Cela fournit une preuve supplémentaire que les différences anatomiques qui caractérisent le cerveau des personnes atteintes d'autisme sont liés à la manière dont ces cerveau traite l'information.
Les résultats de cette dernière étude ont été publiés dans le journal NeuroReport. Les scientifiques ont utilisé DTI - qui suit le mouvement de l'eau dans les tissus du cerveau - pour mesurer l'intégrité structurelle de la substance blanche qui agit comme les câbles pour câbler les parties du cerveau ensemble. Normalement, les molécules d'eau se déplacer, ou de diffuser, dans une direction parallèle à l'orientation des fibres nerveuses de la substance blanche. Ils sont aidés par la structure cohérente des fibres et un processus appelé myélinisation, dans lequel une gaine est formée autour des fibres qui accélère l'influx nerveux. Le mouvement de l'eau est plus dispersée, si l'intégrité structurelle du tissu est faible - à savoir, si les fibres sont moins denses, moins organisée de façon cohérente, ou moins myélinisées - comme il l'a été avec les participants atteints d'autisme dans l'étude de Carnegie Mellon. Les chercheurs ont constaté ce modèle en particulier dans les domaines dispersés dans et autour du corps calleux, la large bande de fibres nerveuses qui relie les deux hémisphères du cerveau.

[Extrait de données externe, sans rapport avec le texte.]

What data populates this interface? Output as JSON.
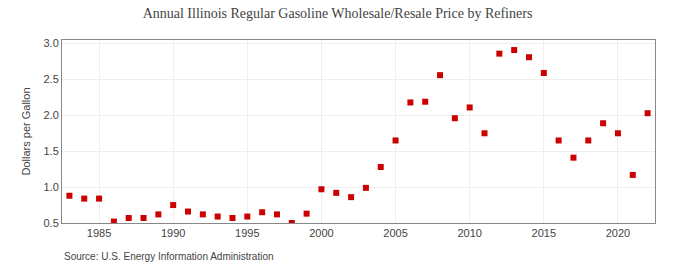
{
  "chart_data": {
    "type": "scatter",
    "title": "Annual Illinois Regular Gasoline Wholesale/Resale Price by Refiners",
    "ylabel": "Dollars per Gallon",
    "source": "Source: U.S. Energy Information Administration",
    "x": [
      1983,
      1984,
      1985,
      1986,
      1987,
      1988,
      1989,
      1990,
      1991,
      1992,
      1993,
      1994,
      1995,
      1996,
      1997,
      1998,
      1999,
      2000,
      2001,
      2002,
      2003,
      2004,
      2005,
      2006,
      2007,
      2008,
      2009,
      2010,
      2011,
      2012,
      2013,
      2014,
      2015,
      2016,
      2017,
      2018,
      2019,
      2020,
      2021,
      2022
    ],
    "values": [
      0.88,
      0.84,
      0.84,
      0.52,
      0.57,
      0.57,
      0.62,
      0.75,
      0.66,
      0.62,
      0.59,
      0.57,
      0.59,
      0.65,
      0.62,
      0.5,
      0.63,
      0.97,
      0.92,
      0.86,
      0.99,
      1.28,
      1.65,
      2.18,
      2.19,
      2.56,
      1.96,
      2.11,
      1.75,
      2.86,
      2.91,
      2.81,
      2.59,
      1.65,
      1.41,
      1.65,
      1.89,
      1.75,
      1.17,
      2.03
    ],
    "color": "#cc0000",
    "marker": "square",
    "xlim": [
      1982.5,
      2022.5
    ],
    "ylim": [
      0.5,
      3.05
    ],
    "xticks": [
      1985,
      1990,
      1995,
      2000,
      2005,
      2010,
      2015,
      2020
    ],
    "yticks": [
      0.5,
      {
        "value": 1.0,
        "label": "1.0"
      },
      1.5,
      {
        "value": 2.0,
        "label": "2.0"
      },
      2.5,
      {
        "value": 3.0,
        "label": "3.0"
      }
    ],
    "grid": true
  }
}
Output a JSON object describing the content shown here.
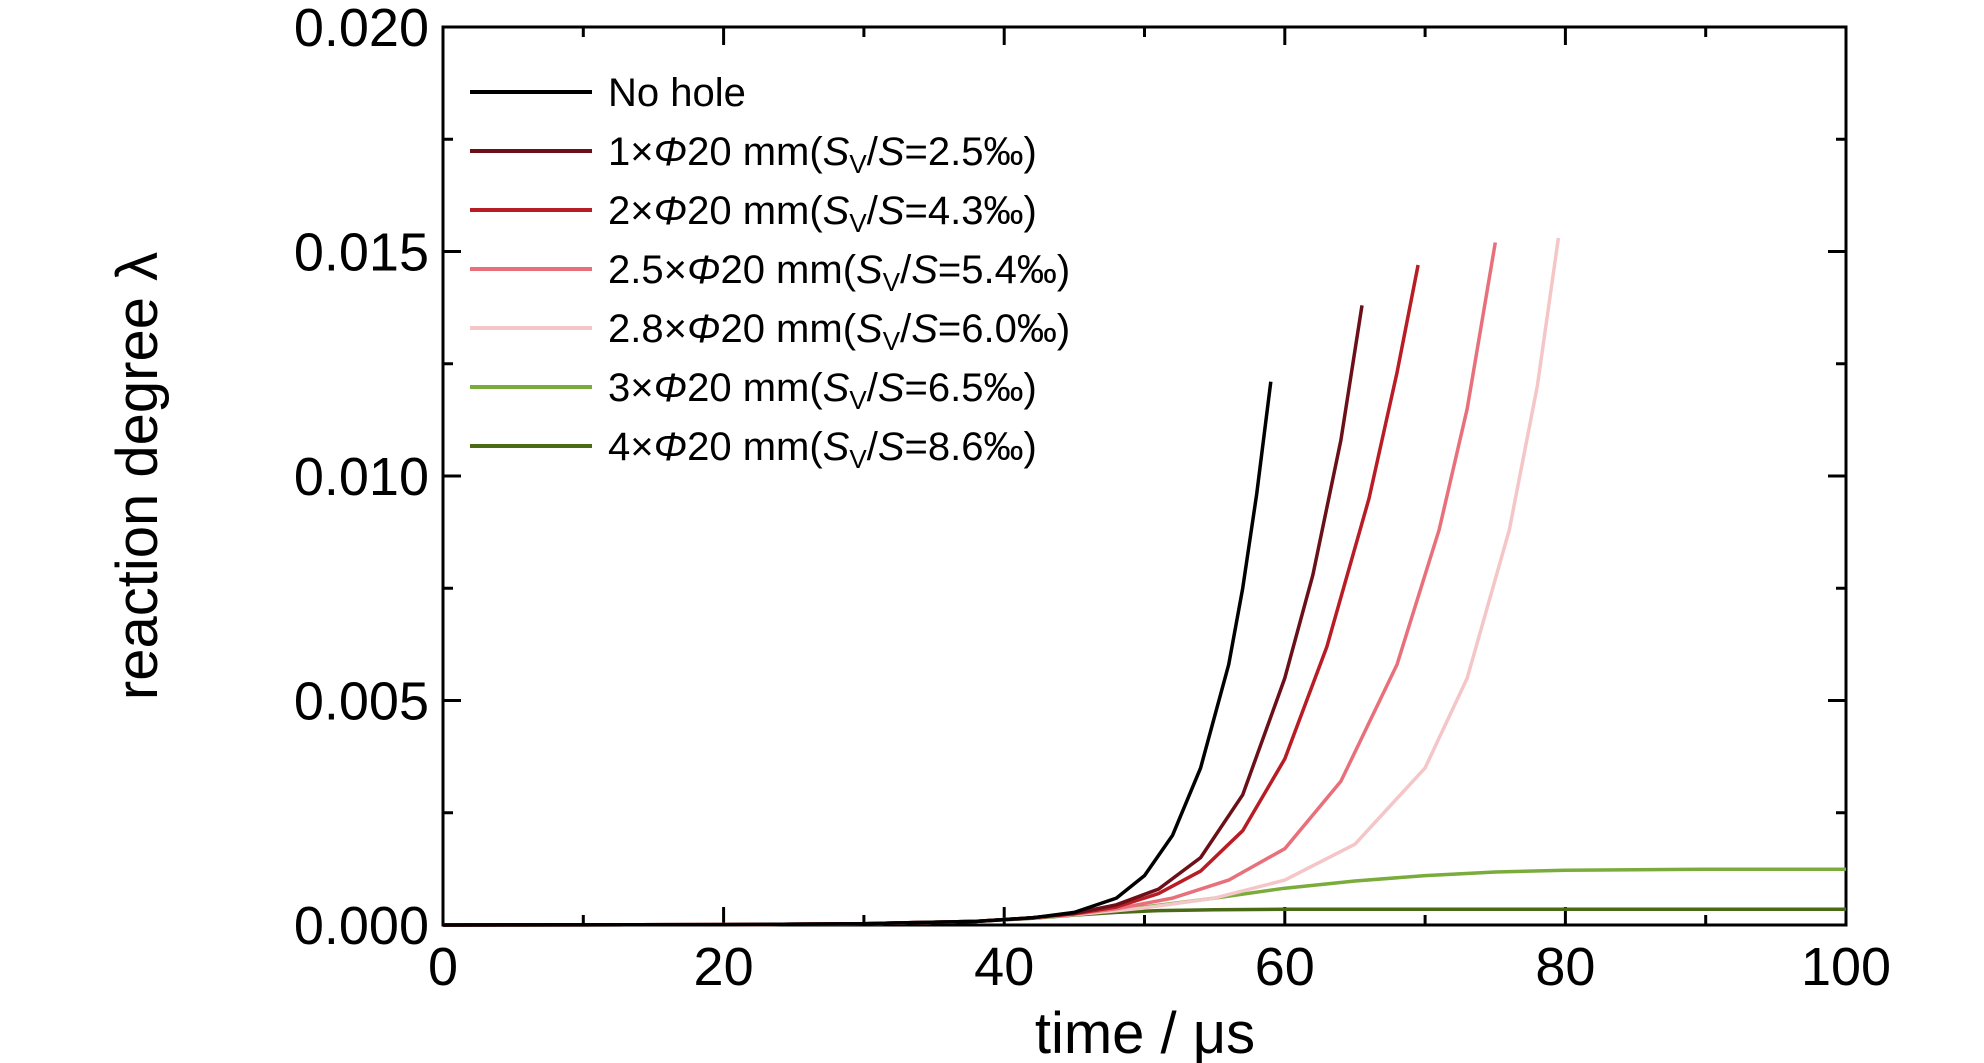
{
  "chart_data": {
    "type": "line",
    "xlabel": "time / μs",
    "ylabel": "reaction degree λ",
    "xlim": [
      0,
      100
    ],
    "ylim": [
      0,
      0.02
    ],
    "xticks": [
      "0",
      "20",
      "40",
      "60",
      "80",
      "100"
    ],
    "yticks": [
      "0.000",
      "0.005",
      "0.010",
      "0.015",
      "0.020"
    ],
    "legend_position": "top-left",
    "grid": false,
    "series": [
      {
        "name": "No hole",
        "color": "#000000",
        "points": [
          [
            0,
            0
          ],
          [
            20,
            1e-05
          ],
          [
            30,
            3e-05
          ],
          [
            38,
            8e-05
          ],
          [
            42,
            0.00016
          ],
          [
            45,
            0.00028
          ],
          [
            48,
            0.0006
          ],
          [
            50,
            0.0011
          ],
          [
            52,
            0.002
          ],
          [
            54,
            0.0035
          ],
          [
            56,
            0.0058
          ],
          [
            57,
            0.0075
          ],
          [
            58,
            0.0096
          ],
          [
            59,
            0.0121
          ]
        ]
      },
      {
        "name": "1×Φ20 mm(Sv/S=2.5‰)",
        "legend": [
          "1×",
          "Φ",
          "20 mm(",
          "S",
          "V",
          "/",
          "S",
          "=2.5‰)"
        ],
        "color": "#6b1018",
        "points": [
          [
            0,
            0
          ],
          [
            20,
            1e-05
          ],
          [
            30,
            3e-05
          ],
          [
            38,
            8e-05
          ],
          [
            42,
            0.00016
          ],
          [
            45,
            0.00026
          ],
          [
            48,
            0.00045
          ],
          [
            51,
            0.0008
          ],
          [
            54,
            0.0015
          ],
          [
            57,
            0.0029
          ],
          [
            60,
            0.0055
          ],
          [
            62,
            0.0078
          ],
          [
            64,
            0.0108
          ],
          [
            65.5,
            0.0138
          ]
        ]
      },
      {
        "name": "2×Φ20 mm(Sv/S=4.3‰)",
        "legend": [
          "2×",
          "Φ",
          "20 mm(",
          "S",
          "V",
          "/",
          "S",
          "=4.3‰)"
        ],
        "color": "#b81c24",
        "points": [
          [
            0,
            0
          ],
          [
            20,
            1e-05
          ],
          [
            30,
            3e-05
          ],
          [
            38,
            8e-05
          ],
          [
            42,
            0.00016
          ],
          [
            45,
            0.00025
          ],
          [
            48,
            0.0004
          ],
          [
            51,
            0.0007
          ],
          [
            54,
            0.0012
          ],
          [
            57,
            0.0021
          ],
          [
            60,
            0.0037
          ],
          [
            63,
            0.0062
          ],
          [
            66,
            0.0095
          ],
          [
            68,
            0.0123
          ],
          [
            69.5,
            0.0147
          ]
        ]
      },
      {
        "name": "2.5×Φ20 mm(Sv/S=5.4‰)",
        "legend": [
          "2.5×",
          "Φ",
          "20 mm(",
          "S",
          "V",
          "/",
          "S",
          "=5.4‰)"
        ],
        "color": "#e8707a",
        "points": [
          [
            0,
            0
          ],
          [
            20,
            1e-05
          ],
          [
            30,
            3e-05
          ],
          [
            38,
            8e-05
          ],
          [
            42,
            0.00016
          ],
          [
            45,
            0.00024
          ],
          [
            48,
            0.00036
          ],
          [
            52,
            0.0006
          ],
          [
            56,
            0.001
          ],
          [
            60,
            0.0017
          ],
          [
            64,
            0.0032
          ],
          [
            68,
            0.0058
          ],
          [
            71,
            0.0088
          ],
          [
            73,
            0.0115
          ],
          [
            75,
            0.0152
          ]
        ]
      },
      {
        "name": "2.8×Φ20 mm(Sv/S=6.0‰)",
        "legend": [
          "2.8×",
          "Φ",
          "20 mm(",
          "S",
          "V",
          "/",
          "S",
          "=6.0‰)"
        ],
        "color": "#f5c6c8",
        "points": [
          [
            0,
            0
          ],
          [
            20,
            1e-05
          ],
          [
            30,
            3e-05
          ],
          [
            38,
            8e-05
          ],
          [
            42,
            0.00016
          ],
          [
            45,
            0.00023
          ],
          [
            50,
            0.00038
          ],
          [
            55,
            0.0006
          ],
          [
            60,
            0.001
          ],
          [
            65,
            0.0018
          ],
          [
            70,
            0.0035
          ],
          [
            73,
            0.0055
          ],
          [
            76,
            0.0088
          ],
          [
            78,
            0.012
          ],
          [
            79.5,
            0.0153
          ]
        ]
      },
      {
        "name": "3×Φ20 mm(Sv/S=6.5‰)",
        "legend": [
          "3×",
          "Φ",
          "20 mm(",
          "S",
          "V",
          "/",
          "S",
          "=6.5‰)"
        ],
        "color": "#7aac3c",
        "points": [
          [
            0,
            0
          ],
          [
            20,
            1e-05
          ],
          [
            30,
            3e-05
          ],
          [
            38,
            8e-05
          ],
          [
            42,
            0.00016
          ],
          [
            45,
            0.00023
          ],
          [
            50,
            0.0004
          ],
          [
            55,
            0.0006
          ],
          [
            60,
            0.00082
          ],
          [
            65,
            0.00098
          ],
          [
            70,
            0.0011
          ],
          [
            75,
            0.00118
          ],
          [
            80,
            0.00122
          ],
          [
            90,
            0.00124
          ],
          [
            100,
            0.00124
          ]
        ]
      },
      {
        "name": "4×Φ20 mm(Sv/S=8.6‰)",
        "legend": [
          "4×",
          "Φ",
          "20 mm(",
          "S",
          "V",
          "/",
          "S",
          "=8.6‰)"
        ],
        "color": "#4a6a16",
        "points": [
          [
            0,
            0
          ],
          [
            20,
            1e-05
          ],
          [
            30,
            3e-05
          ],
          [
            38,
            8e-05
          ],
          [
            42,
            0.00015
          ],
          [
            45,
            0.00022
          ],
          [
            48,
            0.00028
          ],
          [
            51,
            0.00032
          ],
          [
            55,
            0.00034
          ],
          [
            60,
            0.00035
          ],
          [
            70,
            0.00035
          ],
          [
            100,
            0.00035
          ]
        ]
      }
    ]
  }
}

"Ces réductions de l'intégrité de la substance blanche sous-tendent le modèle peut comportementales observées dans l'autisme de la pensée étroite et centrée sur la cohérence faible des différents courants de pensée", a déclaré Marcel Just, directeur du Centre d'imagerie cérébrale cognitive et un co-auteur de la dernière étude. "Ces nouveaux résultats fournissent aussi des preuves de soutien pour une nouvelle théorie de l'autisme qui attribue la maladie à underconnectivity parmi les régions du cerveau», dit Just.